Ces difficultés que doivent subir les présidents du Honduras et du Niger n'ont pas constitué des obstacles infranchissables pour le chef de l'Etat du Venezuela, Hugo Chavez. Elles avaient constitué à peine une formalité pour le président Abdelaziz Bouteflika. M. Hugo Chavez avait réussi à imposer ses choix malgré une opposition virulente. M. Bouteflika s'est contenté de faire fonctionner des institutions amorphes.

Cette volonté de respecter un formalisme constitutionnel sans contenu réel tranche avec le comportement traditionnel des dirigeants du Tiers-Monde. Il résulte, en fait, d'une pratique introduite il y a une vingtaine d'années, sous la pression occidentale. Les grandes puissances étaient à l'époque confrontées à l'hostilité d'un certain nombre de pays autoritaires ou menant des politiques indépendantes (Irak, Iran, Cuba, Zimbabwe, etc.) Pousser, à cette époque, ces régimes autoritaires à limiter, au moins dans le temps, leur pouvoir, pouvait constituer un moyen d'imposer une alternance de personnes, à défaut d'une alternance de programmes et de projets.

Le modèle américain, avec une limitation à deux mandats, a été pris comme modèle.

Mais on aura remarqué que même dans les pays démocratiques où il n'y a pas limitation de mandats, comme en France, en Grande-Bretagne ou en Allemagne, peu de dirigeants s'aventurent à aller au-delà de deux mandats, à la fois pour échapper à l'usure et pour permettre un renouvellement de l'élite et des idées politiques.

Une fois imposée aux pays du Sud, cette règle de la limitation des mandats a débouché sur des conséquences inattendues.
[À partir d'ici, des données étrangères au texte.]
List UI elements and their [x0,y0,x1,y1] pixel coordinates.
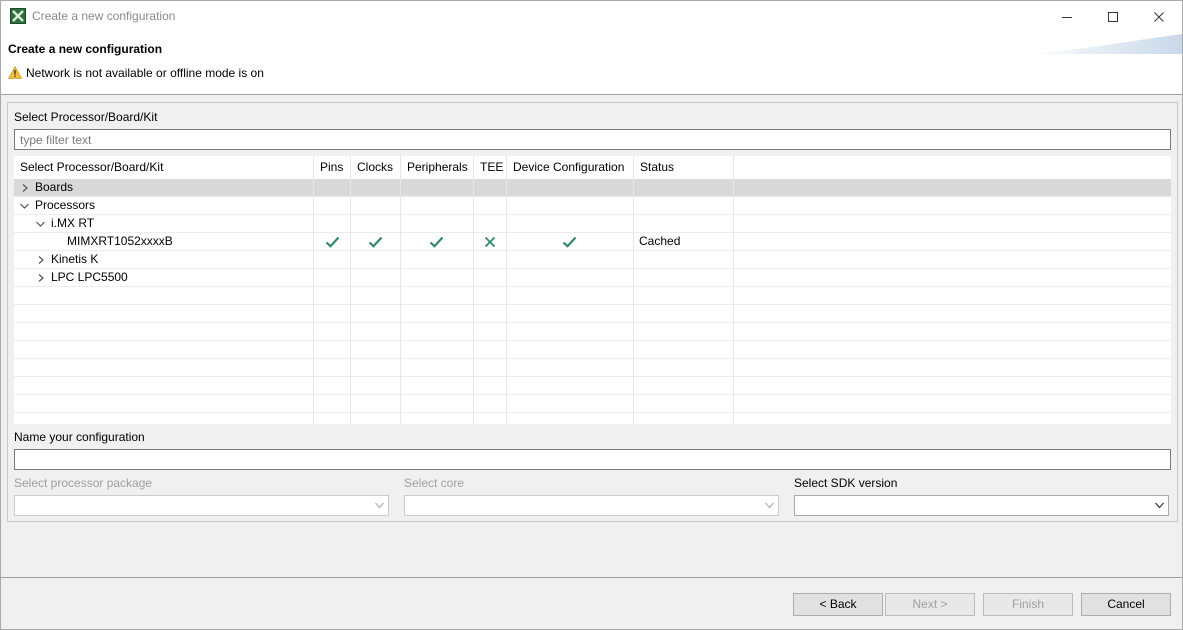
dialog-header: Create a new configuration Network is no… [1,32,1182,95]
chevron-down-icon[interactable] [20,202,29,210]
close-button[interactable] [1136,1,1182,32]
tree-row-lpc-lpc5500[interactable]: LPC LPC5500 [14,269,1171,287]
core-label: Select core [404,476,465,490]
dialog-window: Create a new configuration Create a new … [0,0,1183,630]
filter-input[interactable] [15,130,1170,149]
maximize-button[interactable] [1090,1,1136,32]
back-button[interactable]: < Back [793,593,883,616]
column-divider [633,179,634,424]
column-divider [400,179,401,424]
tree-row-processors[interactable]: Processors [14,197,1171,215]
next-button[interactable]: Next > [885,593,975,616]
tree-row-label: MIMXRT1052xxxxB [67,234,173,248]
title-bar: Create a new configuration [1,1,1182,32]
column-divider [506,179,507,424]
processor-package-select[interactable] [14,495,389,516]
chevron-down-icon[interactable] [36,220,45,228]
tree-row-label: i.MX RT [51,216,95,230]
footer-separator [1,577,1182,578]
column-divider [733,179,734,424]
cancel-button[interactable]: Cancel [1081,593,1171,616]
window-title: Create a new configuration [32,9,176,23]
tree-row-label: Processors [35,198,96,212]
filter-field[interactable] [14,129,1171,150]
status-cell: Cached [639,234,681,248]
tree-row-mimxrt1052[interactable]: MIMXRT1052xxxxB Cached [14,233,1171,251]
column-header-device-configuration[interactable]: Device Configuration [507,156,634,179]
column-header-clocks[interactable]: Clocks [351,156,401,179]
core-select[interactable] [404,495,779,516]
device-configuration-check-icon [562,236,577,248]
finish-button[interactable]: Finish [983,593,1073,616]
sdk-version-select[interactable] [794,495,1169,516]
table-header: Select Processor/Board/Kit Pins Clocks P… [14,156,1171,179]
peripherals-check-icon [429,236,444,248]
configuration-name-input[interactable] [15,450,1170,469]
column-divider [350,179,351,424]
sdk-version-label: Select SDK version [794,476,898,490]
tree-row-imx-rt[interactable]: i.MX RT [14,215,1171,233]
tree-row-kinetis-k[interactable]: Kinetis K [14,251,1171,269]
empty-row [14,305,1171,323]
pins-check-icon [325,236,340,248]
empty-row [14,359,1171,377]
processor-package-label: Select processor package [14,476,153,490]
column-divider [313,179,314,424]
selector-label: Select Processor/Board/Kit [14,110,158,124]
processor-tree-table[interactable]: Select Processor/Board/Kit Pins Clocks P… [14,156,1171,424]
tree-row-boards[interactable]: Boards [14,179,1171,197]
warning-icon [8,66,22,79]
close-icon [1154,12,1164,22]
tree-row-label: Kinetis K [51,252,99,266]
header-title: Create a new configuration [8,42,163,56]
chevron-right-icon[interactable] [21,184,29,192]
app-icon [10,8,26,24]
column-header-pins[interactable]: Pins [314,156,351,179]
clocks-check-icon [368,236,383,248]
empty-row [14,341,1171,359]
column-header-peripherals[interactable]: Peripherals [401,156,474,179]
empty-row [14,395,1171,413]
tree-row-label: Boards [35,180,74,194]
column-header-name[interactable]: Select Processor/Board/Kit [14,156,314,179]
empty-row [14,323,1171,341]
empty-row [14,413,1171,424]
network-warning-message: Network is not available or offline mode… [26,66,264,80]
minimize-icon [1062,17,1072,18]
empty-row [14,377,1171,395]
name-config-label: Name your configuration [14,430,145,444]
column-header-tee[interactable]: TEE [474,156,507,179]
maximize-icon [1108,12,1118,22]
column-divider [473,179,474,424]
dropdown-arrow-icon [765,502,774,509]
minimize-button[interactable] [1044,1,1090,32]
empty-row [14,287,1171,305]
tee-cross-icon [484,236,496,248]
dropdown-arrow-icon [375,502,384,509]
column-header-status[interactable]: Status [634,156,734,179]
dropdown-arrow-icon [1155,502,1164,509]
chevron-right-icon[interactable] [37,274,45,282]
configuration-name-field[interactable] [14,449,1171,470]
chevron-right-icon[interactable] [37,256,45,264]
tree-row-label: LPC LPC5500 [51,270,128,284]
header-banner-graphic [1022,34,1182,54]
D'une part, la répétition des élections, même formelles, pouvait finalement déboucher sur l'émergence de régimes crédibles, populaires, ayant une véritable assisse démocratique, des régimes qui risquent de remettre en cause des intérêts, souvent illégitimes, des pays occidentaux. Hugo Chavez, Evo Morales, Manuel Zelaya, sont tous issus d'élections crédibles.
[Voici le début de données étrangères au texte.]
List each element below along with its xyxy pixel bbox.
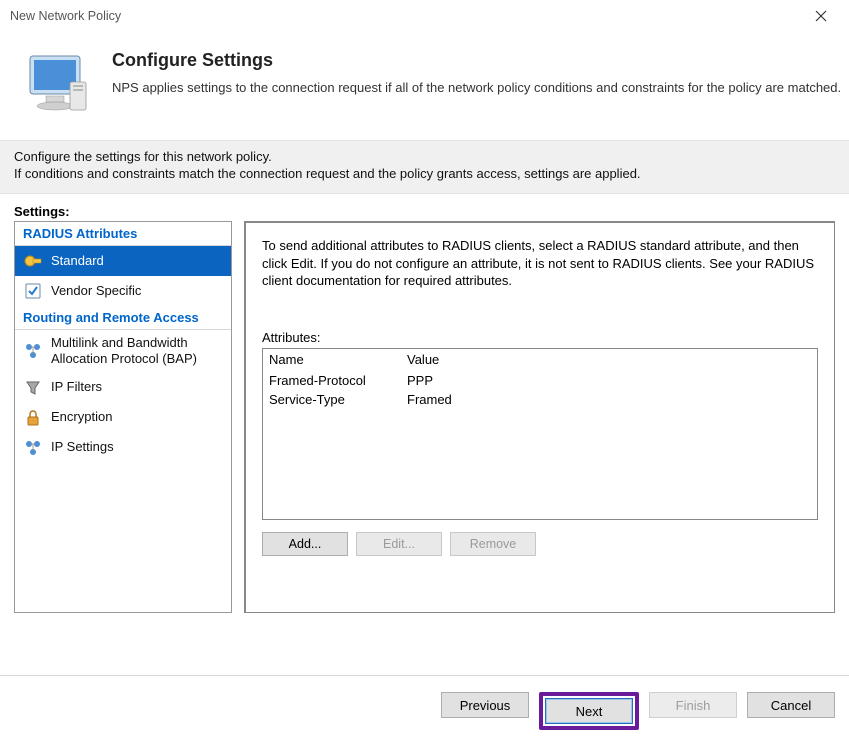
encryption-icon [23, 408, 43, 428]
nav-item-ip-settings[interactable]: IP Settings [15, 433, 231, 463]
intro-line1: Configure the settings for this network … [14, 149, 835, 164]
intro-band: Configure the settings for this network … [0, 140, 849, 194]
close-icon [815, 10, 827, 22]
nav-label-encryption: Encryption [51, 409, 223, 425]
remove-button[interactable]: Remove [450, 532, 536, 556]
bap-icon [23, 341, 43, 361]
detail-description: To send additional attributes to RADIUS … [262, 237, 818, 290]
next-button[interactable]: Next [545, 698, 633, 724]
nav-item-vendor-specific[interactable]: Vendor Specific [15, 276, 231, 306]
cell-value: Framed [403, 392, 817, 407]
edit-button[interactable]: Edit... [356, 532, 442, 556]
nav-item-ip-filters[interactable]: IP Filters [15, 373, 231, 403]
nav-label-vendor-specific: Vendor Specific [51, 283, 223, 299]
nav-label-bap: Multilink and Bandwidth Allocation Proto… [51, 335, 223, 368]
category-routing-remote: Routing and Remote Access [15, 306, 231, 330]
page-subtitle: NPS applies settings to the connection r… [112, 79, 849, 97]
category-radius-attributes: RADIUS Attributes [15, 222, 231, 246]
previous-button[interactable]: Previous [441, 692, 529, 718]
settings-label: Settings: [14, 204, 835, 219]
nav-item-bap[interactable]: Multilink and Bandwidth Allocation Proto… [15, 330, 231, 373]
cell-name: Framed-Protocol [263, 373, 403, 388]
add-button[interactable]: Add... [262, 532, 348, 556]
nav-item-standard[interactable]: Standard [15, 246, 231, 276]
intro-line2: If conditions and constraints match the … [14, 166, 835, 181]
attributes-label: Attributes: [262, 330, 818, 345]
nav-label-standard: Standard [51, 253, 223, 269]
next-highlight: Next [539, 692, 639, 730]
nav-label-ip-filters: IP Filters [51, 379, 223, 395]
page-title: Configure Settings [112, 50, 849, 71]
wizard-footer: Previous Next Finish Cancel [0, 675, 849, 750]
nav-item-encryption[interactable]: Encryption [15, 403, 231, 433]
window-title: New Network Policy [10, 9, 801, 23]
ip-settings-icon [23, 438, 43, 458]
col-value: Value [403, 352, 817, 367]
table-row[interactable]: Framed-Protocol PPP [263, 371, 817, 390]
cell-name: Service-Type [263, 392, 403, 407]
table-header: Name Value [263, 349, 817, 371]
standard-icon [23, 251, 43, 271]
ip-filters-icon [23, 378, 43, 398]
cancel-button[interactable]: Cancel [747, 692, 835, 718]
attributes-table[interactable]: Name Value Framed-Protocol PPP Service-T… [262, 348, 818, 520]
table-row[interactable]: Service-Type Framed [263, 390, 817, 409]
titlebar: New Network Policy [0, 0, 849, 32]
vendor-specific-icon [23, 281, 43, 301]
finish-button[interactable]: Finish [649, 692, 737, 718]
close-button[interactable] [801, 2, 841, 30]
monitor-icon [24, 50, 94, 120]
col-name: Name [263, 352, 403, 367]
settings-tree: RADIUS Attributes Standard Vendor Specif… [14, 221, 232, 613]
header: Configure Settings NPS applies settings … [0, 32, 849, 140]
detail-panel: To send additional attributes to RADIUS … [244, 221, 835, 613]
nav-label-ip-settings: IP Settings [51, 439, 223, 455]
cell-value: PPP [403, 373, 817, 388]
D'autre part, les pays occidentaux, engagés dans une compétition pour le contrôle des sources d'énergie, ont réalisé de gigantesques investissements dans certains pays du Tiers-Monde durant les deux dernières décennies. Prospection pétrolière, gazoducs et oléoducs de plusieurs milliers de kilomètres, mines d'uranium, constituent des investissements à la fois coûteux et stratégiques.

Leur contrôle devient primordial. Pour les pays occidentaux, ces investissements ne peuvent être soumis à un hasardeux résultat des urnes, dans des pays aussi fragiles que le Niger.

Il leur faut donc une stabilité sur le long terme. Le sociologue Daho Djerbal, qui a engagé une recherche sur le sujet, affirme ainsi que les pays occidentaux ont besoin de régimes « corrompus et fragiles, pour agir à leur guise ». Ils ont donc tout intérêt à ce que les pouvoirs en place, faibles et dépendants, soient maintenus.

Le Niger en offre un bel exemple. Le président français Nicolas Sarkozy a décidé de jouer à fond la carte du nucléaire.

Areva, leader mondial du secteur, a besoin de contrôler les réserves d'uranium du Niger pour maintenir sa position. Ces ambitions françaises voient d'un très mauvais oeil l'éventualité d'un changement de pouvoir à Niamey, un nouveau pouvoir risquant de vouloir renégocier les contrats actuels pour aller vers des accords plus bénéfiques pour le Niger. Ou de traiter carrément avec d'autres partenaires, plus compréhensifs, comme la Chine. Tout compte fait, pour Areva comme pour la France, il est donc préférable de maintenir le président actuel, qui a déjà fait ses preuves. Ceci explique le silence français envers ce qui se passe à Niamey. Et explique aussi le revirement des pays occidentaux de manière générale, pour qui un pouvoir autoritaire et durable est préférable à une démocratie hypothétique. Par ailleurs, on peut noter que les pays où la limitation des mandats n'a pas cours sont souvent en déchéance politique, comme c'est le cas du Zimbabwe, de la Libye ou de la Corée du Nord. A l'inverse, les pays qui ont réussi une percée économique ces dernières années sont ceux qui sont restés attachés à la lettre et à l'esprit de la Constitution, quand la limitation de mandats existe. C'est notamment le cas de l'Afrique du Sud et du Brésil.